Scott Hamilton Kennedy: It was through my co-producer, Dominque Derrenger , who saw a PBS piece, on the show Life and Times, about the garden. We had been looking to do a project together, and he said, ‘I think we’ve found something here’, and he was absolutely right. It had so many elements of a great story. He sent me a transcript, and even with that you could see so many elements. I was on a plane and got off in LA, and went right to the garden, and we started shooting the next day. So I guess you could say that there was no pre-production on this film.
FFR: Is the final film anything like what you expected when you started out?
SHK: Yes and no. The original struggle/fight was there in the beginning and through to the end in terms of a mysterious eviction, a back room deal, and the farmers not walking away without a fight. But what I didn't know was how many twists and turns, ups and downs would take place over the course of the 2 and 1/2 years of principal shooting.
FFR: One thing I found fascinating about the film was the undercurrent of racism in an area once torn apart by the Rodney King riots. Were you surprised at all by the animosity that was directed at the farmers?
SHK: I can't say that I was surprised by the fact that people in a position of power were trying to take advantage of people who had much less power, that has been going on forever, and I thought that this was going to continue that story with it being more about class (power/money) than race, but as the story developed, and especially in the editing process, when I really started to look at how people treated each other it made me think about just how hard it is for any of us to treat each other fairly without getting derailed by things like: greed, self interest, race, class, ego, and on and on.
FFR: At the end of the film the owner of the land accuses the farmers of anti-Semitism. Where did those accusations come from?
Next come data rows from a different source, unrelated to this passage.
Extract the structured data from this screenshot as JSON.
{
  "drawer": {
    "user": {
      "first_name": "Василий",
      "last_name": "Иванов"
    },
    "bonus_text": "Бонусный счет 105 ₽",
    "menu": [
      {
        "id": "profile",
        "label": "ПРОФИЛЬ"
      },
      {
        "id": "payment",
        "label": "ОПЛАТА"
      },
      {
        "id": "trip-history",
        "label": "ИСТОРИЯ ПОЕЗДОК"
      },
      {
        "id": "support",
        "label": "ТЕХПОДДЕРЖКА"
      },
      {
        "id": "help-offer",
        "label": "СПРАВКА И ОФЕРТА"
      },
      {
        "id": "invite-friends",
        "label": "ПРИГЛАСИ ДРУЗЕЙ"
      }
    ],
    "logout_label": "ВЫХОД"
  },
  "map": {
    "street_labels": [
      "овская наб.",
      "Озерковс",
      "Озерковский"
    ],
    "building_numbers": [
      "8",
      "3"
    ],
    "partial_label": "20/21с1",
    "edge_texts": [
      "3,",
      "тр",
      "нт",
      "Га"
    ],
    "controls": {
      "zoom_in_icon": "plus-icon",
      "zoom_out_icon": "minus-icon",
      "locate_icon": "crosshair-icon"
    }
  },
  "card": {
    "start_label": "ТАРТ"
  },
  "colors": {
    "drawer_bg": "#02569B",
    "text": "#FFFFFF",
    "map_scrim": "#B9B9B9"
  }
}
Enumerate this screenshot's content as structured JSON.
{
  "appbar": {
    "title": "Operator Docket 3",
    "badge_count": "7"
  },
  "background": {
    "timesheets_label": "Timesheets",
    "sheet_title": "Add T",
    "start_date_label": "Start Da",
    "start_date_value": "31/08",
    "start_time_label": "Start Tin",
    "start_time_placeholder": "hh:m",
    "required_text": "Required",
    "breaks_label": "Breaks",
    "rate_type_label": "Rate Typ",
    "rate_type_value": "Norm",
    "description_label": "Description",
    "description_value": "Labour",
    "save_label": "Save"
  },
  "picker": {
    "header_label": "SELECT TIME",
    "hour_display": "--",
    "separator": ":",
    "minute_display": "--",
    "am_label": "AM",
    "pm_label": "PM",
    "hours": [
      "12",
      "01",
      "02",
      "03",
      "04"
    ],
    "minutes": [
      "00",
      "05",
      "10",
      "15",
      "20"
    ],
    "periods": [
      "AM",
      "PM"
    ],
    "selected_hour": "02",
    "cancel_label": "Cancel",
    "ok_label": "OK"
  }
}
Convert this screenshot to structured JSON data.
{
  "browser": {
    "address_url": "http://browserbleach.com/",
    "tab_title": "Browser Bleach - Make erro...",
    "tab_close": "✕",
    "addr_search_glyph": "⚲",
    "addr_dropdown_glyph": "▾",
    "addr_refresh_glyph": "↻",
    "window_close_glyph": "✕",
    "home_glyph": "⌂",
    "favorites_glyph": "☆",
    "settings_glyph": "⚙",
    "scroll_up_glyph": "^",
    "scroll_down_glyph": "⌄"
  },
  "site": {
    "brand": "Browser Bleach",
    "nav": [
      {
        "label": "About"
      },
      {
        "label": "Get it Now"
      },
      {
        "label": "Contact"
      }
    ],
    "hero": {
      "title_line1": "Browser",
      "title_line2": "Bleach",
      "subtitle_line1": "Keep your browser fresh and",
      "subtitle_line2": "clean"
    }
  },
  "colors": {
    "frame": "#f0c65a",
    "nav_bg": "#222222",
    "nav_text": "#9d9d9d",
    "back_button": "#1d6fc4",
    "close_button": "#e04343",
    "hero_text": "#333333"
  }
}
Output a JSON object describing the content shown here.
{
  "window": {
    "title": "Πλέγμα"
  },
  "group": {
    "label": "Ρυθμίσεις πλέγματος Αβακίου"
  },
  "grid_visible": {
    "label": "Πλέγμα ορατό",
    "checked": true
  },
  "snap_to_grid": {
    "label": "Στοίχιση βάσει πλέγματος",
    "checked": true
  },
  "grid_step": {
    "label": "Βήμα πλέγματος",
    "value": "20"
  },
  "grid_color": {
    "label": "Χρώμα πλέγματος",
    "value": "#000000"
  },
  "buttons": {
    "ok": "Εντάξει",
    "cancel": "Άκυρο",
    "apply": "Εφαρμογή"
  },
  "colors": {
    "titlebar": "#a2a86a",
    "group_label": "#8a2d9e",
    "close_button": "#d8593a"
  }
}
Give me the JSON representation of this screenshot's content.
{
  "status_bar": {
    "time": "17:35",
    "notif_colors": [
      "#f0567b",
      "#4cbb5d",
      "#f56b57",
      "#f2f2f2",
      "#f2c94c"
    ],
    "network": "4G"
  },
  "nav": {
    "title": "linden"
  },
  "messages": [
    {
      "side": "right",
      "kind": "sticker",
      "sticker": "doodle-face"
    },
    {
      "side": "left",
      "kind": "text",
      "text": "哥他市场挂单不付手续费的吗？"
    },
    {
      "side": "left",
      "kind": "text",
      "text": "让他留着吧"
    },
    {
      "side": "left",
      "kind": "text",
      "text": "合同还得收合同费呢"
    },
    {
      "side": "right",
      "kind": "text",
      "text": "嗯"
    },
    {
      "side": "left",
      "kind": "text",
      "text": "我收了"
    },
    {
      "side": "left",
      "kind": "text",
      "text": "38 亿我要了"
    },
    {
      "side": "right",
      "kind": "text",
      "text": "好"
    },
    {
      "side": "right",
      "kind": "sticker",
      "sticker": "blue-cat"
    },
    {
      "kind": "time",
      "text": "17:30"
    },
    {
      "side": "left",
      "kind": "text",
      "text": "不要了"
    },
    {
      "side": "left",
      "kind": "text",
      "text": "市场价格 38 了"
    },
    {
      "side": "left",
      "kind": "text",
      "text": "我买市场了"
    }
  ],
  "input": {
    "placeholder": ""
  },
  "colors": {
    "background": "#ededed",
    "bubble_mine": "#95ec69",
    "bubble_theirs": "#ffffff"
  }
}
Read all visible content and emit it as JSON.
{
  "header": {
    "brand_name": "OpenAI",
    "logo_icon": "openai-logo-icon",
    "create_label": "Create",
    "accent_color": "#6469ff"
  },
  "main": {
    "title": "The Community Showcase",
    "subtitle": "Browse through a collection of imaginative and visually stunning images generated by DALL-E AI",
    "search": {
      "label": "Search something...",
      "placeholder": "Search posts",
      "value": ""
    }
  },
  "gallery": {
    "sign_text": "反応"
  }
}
SHK: They came from a posting by a group who said they supported the farmers, and wrote a web article making accusations to the effect that Horowitz was part of a ‘Jewish Mafia,’ which is of course terrible way to handle a difficult situation, but it wasn’t even from the farmers. I was there for over four years, and I never heard any anti-semitic statements from the farmers. I heard frustration and anger about how they were being treated, but nothing racists. And for Mr. Horowtiz to say that that was the sole reason he didn’t sell the land, I just don’t get it. In end, the Jewish Journal of Los Angeles did a study on the situation and they found no evidence that the farmers were anti-semitic.
FFR: Do you still keep in contact with any of the farmers?
SHK: Yes, as a matter of fact I am writing this on a Sunday evening, and I just saw several of farmers today at the Hollywood Farmers market were I picked up some beautiful collard greens and rainbow chard from them.
FFR: What can viewers of the film do to help?
SHK: Help the farmers: join their website: www.southcentralfarmers.com. Write to the mayor of Los Angeles and the city council (http://www.lacity.org/), and let them know that you think the land at 41 and Alameda should be turned back into a community garden (and anything else you want to say to them).And to help in your own community: Join or start a community garden in your city or town. Call on your local representatives to do the same. And, this goes beyond the issues of the film: don’t let democracy end at the voting booth. Check in on your representatives and make sure they are following through on their promises, and that they are not getting sidetracked by greed, self interest, power and the rest.